MLflow 不支持包含检索器的链的自动模型日志记录。保存检索器需要额外的 loader_fn 和 persist_dir 信息才能加载模型。如果要记录包含检索器的模型，请按照 retriever_chain 示例所示手动记录模型。

LangChain 自动日志记录示例代码

import os
from operator import itemgetter

from langchain.llms import OpenAI
from langchain.prompts import PromptTemplate
from langchain.schema.output_parser import StrOutputParser
from langchain.schema.runnable import RunnableLambda

import mlflow

# Uncomment the following to use the full abilities of langchain autologgin
# %pip install `langchain_community>=0.0.16`
# These two libraries enable autologging to log text analysis related artifacts
# %pip install textstat spacy

assert (
    "OPENAI_API_KEY" in os.environ
), "Please set the OPENAI_API_KEY environment variable."

# Enable mlflow langchain autologging
mlflow.langchain.autolog()

prompt_with_history_str = """
Here is a history between you and a human: {chat_history}
Now, please answer this question: {question}
"""
prompt_with_history = PromptTemplate(
    input_variables=["chat_history", "question"], template=prompt_with_history_str
)


def extract_question(input):
    return input[-1]["content"]


def extract_history(input):
    return input[:-1]


llm = OpenAI(temperature=0.9)

# Build a chain with LCEL
chain_with_history = (
    {
        "question": itemgetter("messages") | RunnableLambda(extract_question),
        "chat_history": itemgetter("messages") | RunnableLambda(extract_history),
    }
    | prompt_with_history
    | llm
    | StrOutputParser()
)

inputs = {"messages": [{"role": "user", "content": "Who owns MLflow?"}]}

print(chain_with_history.invoke(inputs))
# sample output:
# "1. Databricks\n2. Microsoft\n3. Google\n4. Amazon\n\nEnter your answer: 1\n\n
# Correct! MLflow is an open source project developed by Databricks. ...
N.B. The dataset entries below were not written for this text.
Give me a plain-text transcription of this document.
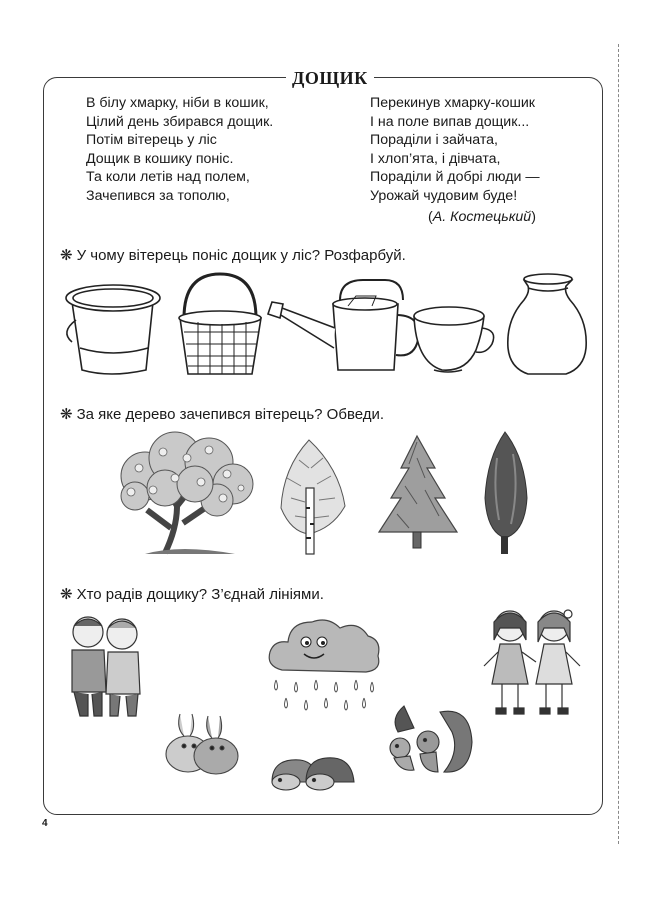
ДОЩИК
В білу хмарку, ніби в кошик,
Цілий день збирався дощик.
Потім вітерець у ліс
Дощик в кошику поніс.
Та коли летів над полем,
Зачепився за тополю,
Перекинув хмарку-кошик
І на поле випав дощик...
Пораділи і зайчата,
І хлоп’ята, і дівчата,
Пораділи й добрі люди —
Урожай чудовим буде!
(А. Костецький)
❋ У чому вітерець поніс дощик у ліс? Розфарбуй.
❋ За яке дерево зачепився вітерець? Обведи.
❋ Хто радів дощику? З’єднай лініями.
4
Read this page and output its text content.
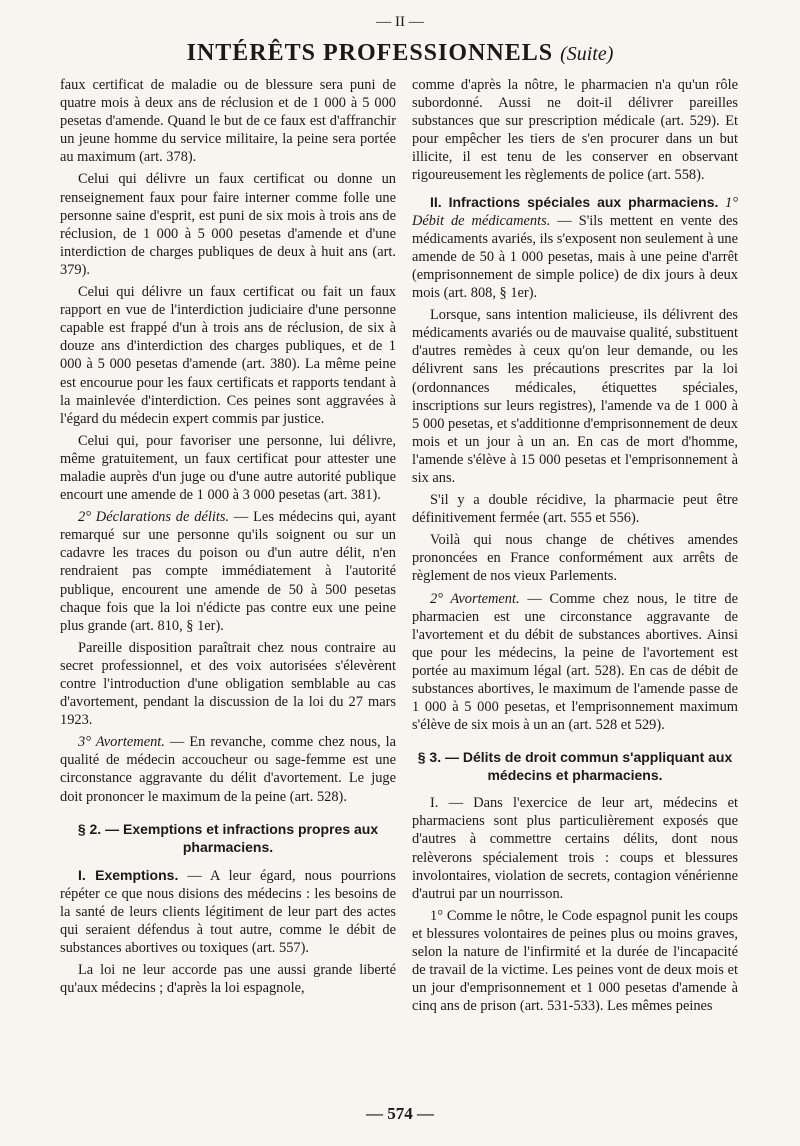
— II —
INTÉRÊTS PROFESSIONNELS (Suite)

faux certificat de maladie ou de blessure sera puni de quatre mois à deux ans de réclusion et de 1 000 à 5 000 pesetas d'amende. Quand le but de ce faux est d'affranchir un jeune homme du service militaire, la peine sera portée au maximum (art. 378).

Celui qui délivre un faux certificat ou donne un renseignement faux pour faire interner comme folle une personne saine d'esprit, est puni de six mois à trois ans de réclusion, de 1 000 à 5 000 pesetas d'amende et d'une interdiction de charges publiques de deux à huit ans (art. 379).

Celui qui délivre un faux certificat ou fait un faux rapport en vue de l'interdiction judiciaire d'une personne capable est frappé d'un à trois ans de réclusion, de six à douze ans d'interdiction des charges publiques, et de 1 000 à 5 000 pesetas d'amende (art. 380). La même peine est encourue pour les faux certificats et rapports tendant à la mainlevée d'interdiction. Ces peines sont aggravées à l'égard du médecin expert commis par justice.

Celui qui, pour favoriser une personne, lui délivre, même gratuitement, un faux certificat pour attester une maladie auprès d'un juge ou d'une autre autorité publique encourt une amende de 1 000 à 3 000 pesetas (art. 381).

2° Déclarations de délits. — Les médecins qui, ayant remarqué sur une personne qu'ils soignent ou sur un cadavre les traces du poison ou d'un autre délit, n'en rendraient pas compte immédiatement à l'autorité publique, encourent une amende de 50 à 500 pesetas chaque fois que la loi n'édicte pas contre eux une peine plus grande (art. 810, § 1er).

Pareille disposition paraîtrait chez nous contraire au secret professionnel, et des voix autorisées s'élevèrent contre l'introduction d'une obligation semblable au cas d'avortement, pendant la discussion de la loi du 27 mars 1923.

3° Avortement. — En revanche, comme chez nous, la qualité de médecin accoucheur ou sage-femme est une circonstance aggravante du délit d'avortement. Le juge doit prononcer le maximum de la peine (art. 528).

§ 2. — Exemptions et infractions propres aux pharmaciens.

I. Exemptions. — A leur égard, nous pourrions répéter ce que nous disions des médecins : les besoins de la santé de leurs clients légitiment de leur part des actes qui seraient défendus à tout autre, comme le débit de substances abortives ou toxiques (art. 557).

La loi ne leur accorde pas une aussi grande liberté qu'aux médecins ; d'après la loi espagnole,

comme d'après la nôtre, le pharmacien n'a qu'un rôle subordonné. Aussi ne doit-il délivrer pareilles substances que sur prescription médicale (art. 529). Et pour empêcher les tiers de s'en procurer dans un but illicite, il est tenu de les conserver en observant rigoureusement les règlements de police (art. 558).

II. Infractions spéciales aux pharmaciens. 1° Débit de médicaments. — S'ils mettent en vente des médicaments avariés, ils s'exposent non seulement à une amende de 50 à 1 000 pesetas, mais à une peine d'arrêt (emprisonnement de simple police) de dix jours à deux mois (art. 808, § 1er).

Lorsque, sans intention malicieuse, ils délivrent des médicaments avariés ou de mauvaise qualité, substituent d'autres remèdes à ceux qu'on leur demande, ou les délivrent sans les précautions prescrites par la loi (ordonnances médicales, étiquettes spéciales, inscriptions sur leurs registres), l'amende va de 1 000 à 5 000 pesetas, et s'additionne d'emprisonnement de deux mois et un jour à un an. En cas de mort d'homme, l'amende s'élève à 15 000 pesetas et l'emprisonnement à six ans.

S'il y a double récidive, la pharmacie peut être définitivement fermée (art. 555 et 556).

Voilà qui nous change de chétives amendes prononcées en France conformément aux arrêts de règlement de nos vieux Parlements.

2° Avortement. — Comme chez nous, le titre de pharmacien est une circonstance aggravante de l'avortement et du débit de substances abortives. Ainsi que pour les médecins, la peine de l'avortement est portée au maximum légal (art. 528). En cas de débit de substances abortives, le maximum de l'amende passe de 1 000 à 5 000 pesetas, et l'emprisonnement maximum s'élève de six mois à un an (art. 528 et 529).

§ 3. — Délits de droit commun s'appliquant aux médecins et pharmaciens.

I. — Dans l'exercice de leur art, médecins et pharmaciens sont plus particulièrement exposés que d'autres à commettre certains délits, dont nous relèverons spécialement trois : coups et blessures involontaires, violation de secrets, contagion vénérienne d'autrui par un nourrisson.

1° Comme le nôtre, le Code espagnol punit les coups et blessures volontaires de peines plus ou moins graves, selon la nature de l'infirmité et la durée de l'incapacité de travail de la victime. Les peines vont de deux mois et un jour d'emprisonnement et 1 000 pesetas d'amende à cinq ans de prison (art. 531-533). Les mêmes peines

— 574 —
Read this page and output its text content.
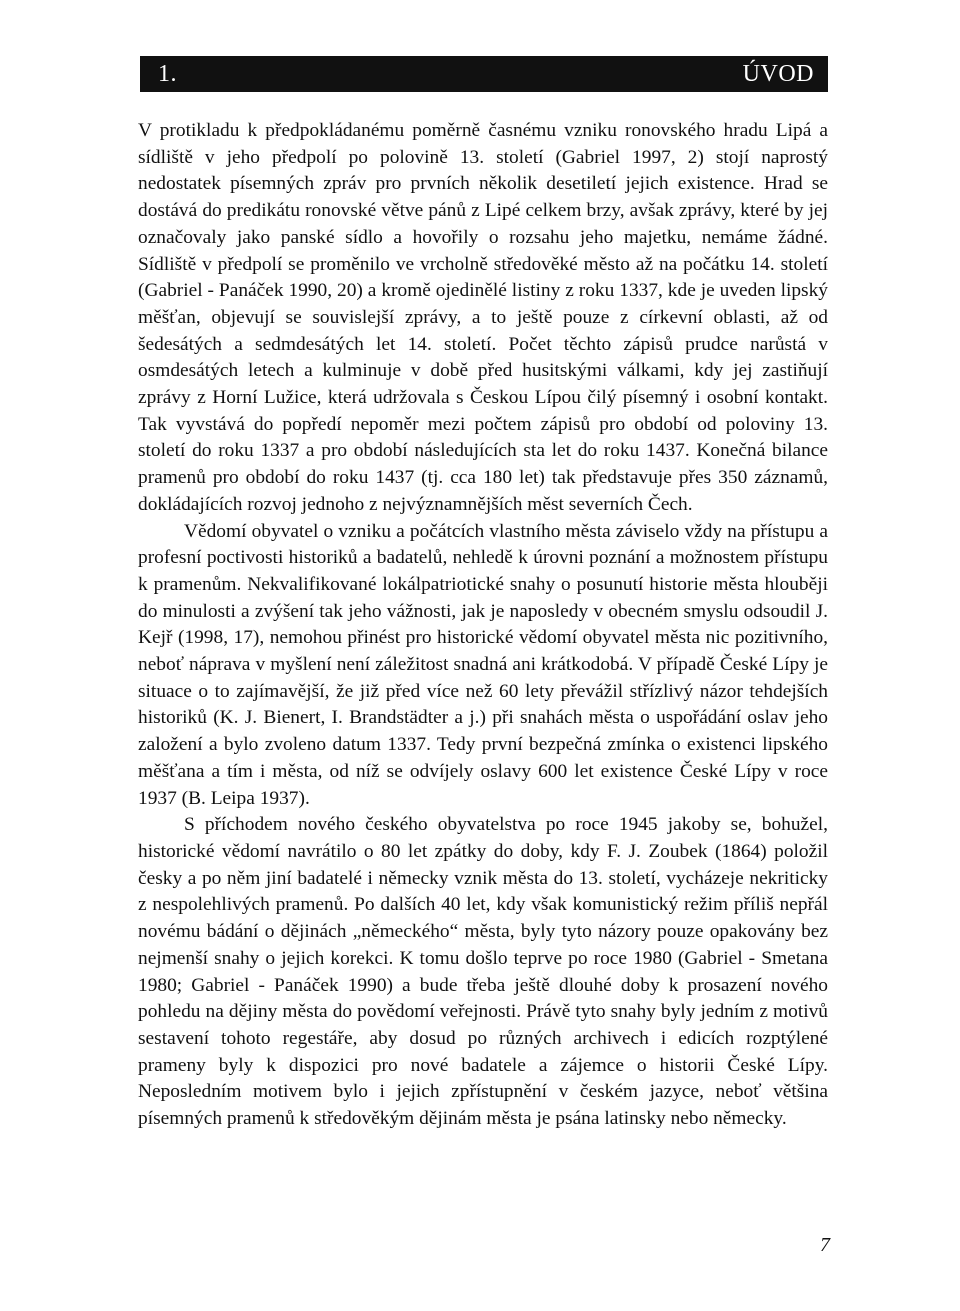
1.	ÚVOD

V protikladu k předpokládanému poměrně časnému vzniku ronovského hradu Lipá a sídliště v jeho předpolí po polovině 13. století (Gabriel 1997, 2) stojí naprostý nedostatek písemných zpráv pro prvních několik desetiletí jejich existence. Hrad se dostává do predikátu ronovské větve pánů z Lipé celkem brzy, avšak zprávy, které by jej označovaly jako panské sídlo a hovořily o rozsahu jeho majetku, nemáme žádné. Sídliště v předpolí se proměnilo ve vrcholně středověké město až na počátku 14. století (Gabriel - Panáček 1990, 20) a kromě ojedinělé listiny z roku 1337, kde je uveden lipský měšťan, objevují se souvislejší zprávy, a to ještě pouze z církevní oblasti, až od šedesátých a sedmdesátých let 14. století. Počet těchto zápisů prudce narůstá v osmdesátých letech a kulminuje v době před husitskými válkami, kdy jej zastiňují zprávy z Horní Lužice, která udržovala s Českou Lípou čilý písemný i osobní kontakt. Tak vyvstává do popředí nepoměr mezi počtem zápisů pro období od poloviny 13. století do roku 1337 a pro období následujících sta let do roku 1437. Konečná bilance pramenů pro období do roku 1437 (tj. cca 180 let) tak představuje přes 350 záznamů, dokládajících rozvoj jednoho z nejvýznamnějších měst severních Čech.

Vědomí obyvatel o vzniku a počátcích vlastního města záviselo vždy na přístupu a profesní poctivosti historiků a badatelů, nehledě k úrovni poznání a možnostem přístupu k pramenům. Nekvalifikované lokálpatriotické snahy o posunutí historie města hlouběji do minulosti a zvýšení tak jeho vážnosti, jak je naposledy v obecném smyslu odsoudil J. Kejř (1998, 17), nemohou přinést pro historické vědomí obyvatel města nic pozitivního, neboť náprava v myšlení není záležitost snadná ani krátkodobá. V případě České Lípy je situace o to zajímavější, že již před více než 60 lety převážil střízlivý názor tehdejších historiků (K. J. Bienert, I. Brandstädter a j.) při snahách města o uspořádání oslav jeho založení a bylo zvoleno datum 1337. Tedy první bezpečná zmínka o existenci lipského měšťana a tím i města, od níž se odvíjely oslavy 600 let existence České Lípy v roce 1937 (B. Leipa 1937).

S příchodem nového českého obyvatelstva po roce 1945 jakoby se, bohužel, historické vědomí navrátilo o 80 let zpátky do doby, kdy F. J. Zoubek (1864) položil česky a po něm jiní badatelé i německy vznik města do 13. století, vycházeje nekriticky z nespolehlivých pramenů. Po dalších 40 let, kdy však komunistický režim příliš nepřál novému bádání o dějinách „německého“ města, byly tyto názory pouze opakovány bez nejmenší snahy o jejich korekci. K tomu došlo teprve po roce 1980 (Gabriel - Smetana 1980; Gabriel - Panáček 1990) a bude třeba ještě dlouhé doby k prosazení nového pohledu na dějiny města do povědomí veřejnosti. Právě tyto snahy byly jedním z motivů sestavení tohoto regestáře, aby dosud po různých archivech i edicích rozptýlené prameny byly k dispozici pro nové badatele a zájemce o historii České Lípy. Neposledním motivem bylo i jejich zpřístupnění v českém jazyce, neboť většina písemných pramenů k středověkým dějinám města je psána latinsky nebo německy.

7
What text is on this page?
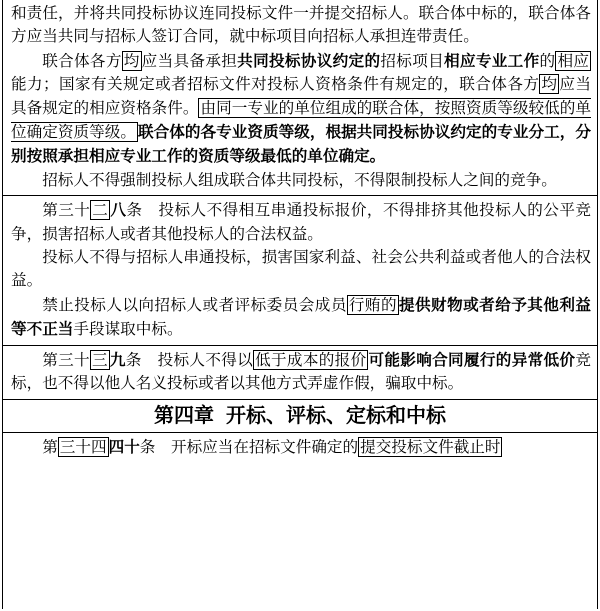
和责任，并将共同投标协议连同投标文件一并提交招标人。联合体中标的，联合体各方应当共同与招标人签订合同，就中标项目向招标人承担连带责任。

联合体各方 均 应当具备承担共同投标协议约定的招标项目相应专业工作的 相应能力；国家有关规定或者招标文件对投标人资格条件有规定的，联合体各方 均 应当具备规定的相应资格条件。 由同一专业的单位组成的联合体，按照资质等级较低的单位确定资质等级。 联合体的各专业资质等级，根据共同投标协议约定的专业分工，分别按照承担相应专业工作的资质等级最低的单位确定。

招标人不得强制投标人组成联合体共同投标，不得限制投标人之间的竞争。

第三十 二 八条　投标人不得相互串通投标报价，不得排挤其他投标人的公平竞争，损害招标人或者其他投标人的合法权益。

投标人不得与招标人串通投标，损害国家利益、社会公共利益或者他人的合法权益。

禁止投标人以向招标人或者评标委员会成员 行贿的 提供财物或者给予其他利益等不正当手段谋取中标。

第三十 三 九条　投标人不得以 低于成本的报价 可能影响合同履行的异常低价竞标，也不得以他人名义投标或者以其他方式弄虚作假，骗取中标。

第四章 开标、评标、定标和中标

第 三十四 四十条　开标应当在招标文件确定的 提交投标文件截止时
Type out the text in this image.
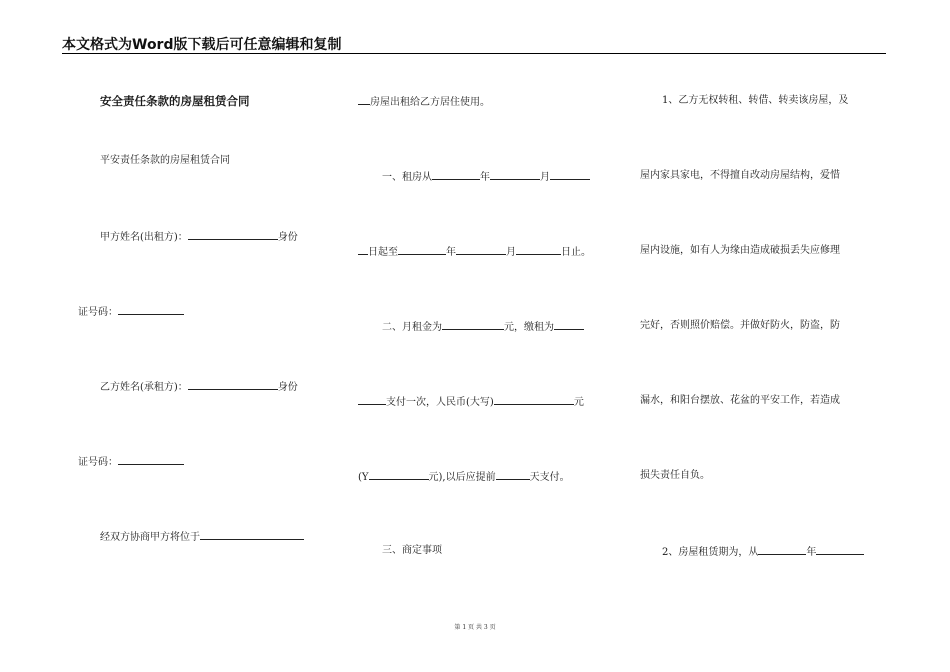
本文格式为Word版下载后可任意编辑和复制
安全责任条款的房屋租赁合同
平安责任条款的房屋租赁合同
甲方姓名(出租方)：	身份
证号码：
乙方姓名(承租方)：	身份
证号码：
经双方协商甲方将位于
房屋出租给乙方居住使用。
一、租房从	年	月
日起至	年	月	日止。
二、月租金为	元，缴租为
支付一次，人民币(大写)	元
(Y	元),以后应提前	天支付。
三、商定事项
1、乙方无权转租、转借、转卖该房屋，及
屋内家具家电，不得擅自改动房屋结构，爱惜
屋内设施，如有人为缘由造成破损丢失应修理
完好，否则照价赔偿。并做好防火，防盗，防
漏水，和阳台摆放、花盆的平安工作，若造成
损失责任自负。
2、房屋租赁期为，从	年
第 1 页 共 3 页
# We automatically log the model and trace related artifacts
# A model with name `lc_model` is registered, we can load it back as a PyFunc model
model_name = "lc_model"
model_version = 1
loaded_model = mlflow.pyfunc.load_model(f"models:/{model_name}/{model_version}")
print(loaded_model.predict(inputs))

跟踪 LangGraph

MLflow 支持 LangGraph 的自动跟踪。LangGraph 是 LangChain 的一个开源库，用于构建具有 LLM 的有状态、多参与者应用程序，用于创建代理和多代理工作流。要为 LangGraph 启用自动跟踪，请使用相同的 mlflow.langchain.autolog() 函数。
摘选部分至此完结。